Thursday, December 2, 2010

Did Some Good Come Out of Wiki-Leaks

One thing Wiki-leaks recent document dump may have inadvertantly done is blown away the liberal fiction that the United States has acted the bully in the Middle-East all this time and that our presence is not wanted in the region.

As it turns out, apparently the leaders of the surrounding Arab nations are just as creeped out by folks like Mahmoud Ahmadinejad and Saddam Hussein as Western nations.  Arabs, as has been pointed out by historians and as many Arab commentators themselves have explained, the Arabs are basically businessmen. The political aspirations of tyrant powers like Iraq and Iran are destabilizing to the region. An unstable Middle-East is bad for business and many local Arab diplomats have, apparently, expressed their concern about Iran's leadership over the years, even to the point of suggesting the U.S. "cut off the head of the snake". 

Sadly, these concerns have all been expressed in private. Publicly, the leadership of Iran's neighbors have been conspicuously silent all these years. Liberal pundits and politicians have seized on this silence to criticize Republican presidents for becoming militarily involved in the region.  What has not been revealed clearly before the recent Wiki-leaks dump is how heavily the more peaceful Arab nations of the region depend on U.S. military might to back their own security.

They'd never say it, but secretly, I bet many Arab leaders (and a significant portion of the U.S. diplomatic corps) would really love it if Israel would bomb the heck out of Iran's nuclear facilities. That way the threat would be eliminated and everybody could blame the Israelis for "over-reacting" and make the the villains in the piece.

It appears from Wiki-leaks, that the U.S. understands how to play Islamo-politics better than most liberal pundits would ever admit.  The name of the game for the Arab nations in that volatile region is to get the U.S. or Israel to slap around the local bully-boys, while they register "official' disapproval for our actions. They are like the kids on the playground that won't challenge a bully for fear of attracting his attention to themselves.

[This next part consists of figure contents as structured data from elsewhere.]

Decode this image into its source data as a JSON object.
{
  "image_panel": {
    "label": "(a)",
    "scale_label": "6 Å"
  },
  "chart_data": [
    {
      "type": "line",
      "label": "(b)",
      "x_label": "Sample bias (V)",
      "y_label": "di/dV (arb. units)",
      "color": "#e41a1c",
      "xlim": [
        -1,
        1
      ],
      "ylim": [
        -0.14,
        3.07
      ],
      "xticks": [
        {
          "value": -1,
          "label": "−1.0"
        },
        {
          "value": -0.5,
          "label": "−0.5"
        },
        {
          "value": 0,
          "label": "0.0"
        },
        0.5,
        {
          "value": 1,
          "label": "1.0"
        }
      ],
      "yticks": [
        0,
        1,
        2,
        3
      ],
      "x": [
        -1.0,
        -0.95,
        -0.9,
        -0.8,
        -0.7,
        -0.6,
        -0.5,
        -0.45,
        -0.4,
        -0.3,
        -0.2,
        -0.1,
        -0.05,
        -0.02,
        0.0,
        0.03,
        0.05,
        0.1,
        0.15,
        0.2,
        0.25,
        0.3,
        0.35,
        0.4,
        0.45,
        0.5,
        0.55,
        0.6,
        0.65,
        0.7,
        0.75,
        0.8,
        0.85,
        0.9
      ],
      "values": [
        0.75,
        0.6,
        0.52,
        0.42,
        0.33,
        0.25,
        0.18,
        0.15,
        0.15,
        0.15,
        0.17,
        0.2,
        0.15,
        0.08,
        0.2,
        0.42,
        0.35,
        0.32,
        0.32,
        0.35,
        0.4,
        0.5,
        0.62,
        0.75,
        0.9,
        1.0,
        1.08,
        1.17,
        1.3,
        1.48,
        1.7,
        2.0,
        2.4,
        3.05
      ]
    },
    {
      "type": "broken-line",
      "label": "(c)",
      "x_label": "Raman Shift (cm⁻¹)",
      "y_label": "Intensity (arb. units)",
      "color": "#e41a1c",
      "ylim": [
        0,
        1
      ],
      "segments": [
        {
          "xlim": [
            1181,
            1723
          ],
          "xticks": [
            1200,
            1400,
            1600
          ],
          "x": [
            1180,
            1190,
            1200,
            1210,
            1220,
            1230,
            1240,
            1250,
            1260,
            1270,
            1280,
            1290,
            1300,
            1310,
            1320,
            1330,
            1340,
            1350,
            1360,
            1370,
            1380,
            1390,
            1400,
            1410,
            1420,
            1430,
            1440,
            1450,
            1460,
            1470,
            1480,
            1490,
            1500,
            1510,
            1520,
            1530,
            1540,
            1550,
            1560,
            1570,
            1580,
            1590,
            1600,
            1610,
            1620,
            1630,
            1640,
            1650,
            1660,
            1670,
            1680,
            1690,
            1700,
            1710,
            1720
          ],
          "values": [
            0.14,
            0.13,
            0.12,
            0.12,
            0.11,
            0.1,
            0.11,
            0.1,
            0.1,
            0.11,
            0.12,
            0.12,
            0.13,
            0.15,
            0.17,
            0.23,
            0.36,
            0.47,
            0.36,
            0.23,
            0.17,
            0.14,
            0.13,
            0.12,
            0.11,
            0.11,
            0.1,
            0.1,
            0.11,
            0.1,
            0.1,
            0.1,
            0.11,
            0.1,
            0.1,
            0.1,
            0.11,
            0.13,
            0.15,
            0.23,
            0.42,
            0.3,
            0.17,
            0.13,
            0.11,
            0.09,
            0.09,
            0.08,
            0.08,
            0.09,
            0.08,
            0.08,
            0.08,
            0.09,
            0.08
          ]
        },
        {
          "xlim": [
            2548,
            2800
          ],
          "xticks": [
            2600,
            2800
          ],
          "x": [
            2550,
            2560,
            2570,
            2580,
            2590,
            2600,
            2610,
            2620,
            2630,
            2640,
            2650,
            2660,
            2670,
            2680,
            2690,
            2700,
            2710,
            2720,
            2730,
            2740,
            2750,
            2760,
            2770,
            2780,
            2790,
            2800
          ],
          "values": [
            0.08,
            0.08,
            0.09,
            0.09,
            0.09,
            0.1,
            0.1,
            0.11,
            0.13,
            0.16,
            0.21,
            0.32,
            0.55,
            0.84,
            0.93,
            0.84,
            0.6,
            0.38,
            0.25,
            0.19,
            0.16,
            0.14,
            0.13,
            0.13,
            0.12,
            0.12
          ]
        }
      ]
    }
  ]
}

In a region where people blow themselves up and you with them if you make them mad, it's little wonder local Arab leaders avoid criticizing thugs like Ahmadinejad, Saddam Hussein, Osama Bin Laden and Mullah Omar. It's a good way to get yourself personally blown up.

Business people can't do business if you blow them up.  So a practical businessman wants to avoid that sort of thing and as we all learned on the playground in elementary school, the best way to avoid drawing the attention of bullies is to either remain silent or laugh at their jokes. Everyone is always relieved when the teacher shows up to enforce the rules.

Anti-American Wiki-leaks founder, Julian Assange, may have inadvertantly helped America in posting all those documents.  If that's the case, you can bet the documents will soon "disappear" or be universally ignored.  Can't have United States policy proved to have been correct, now can we? I'll bet old Julian is really unhappy about that.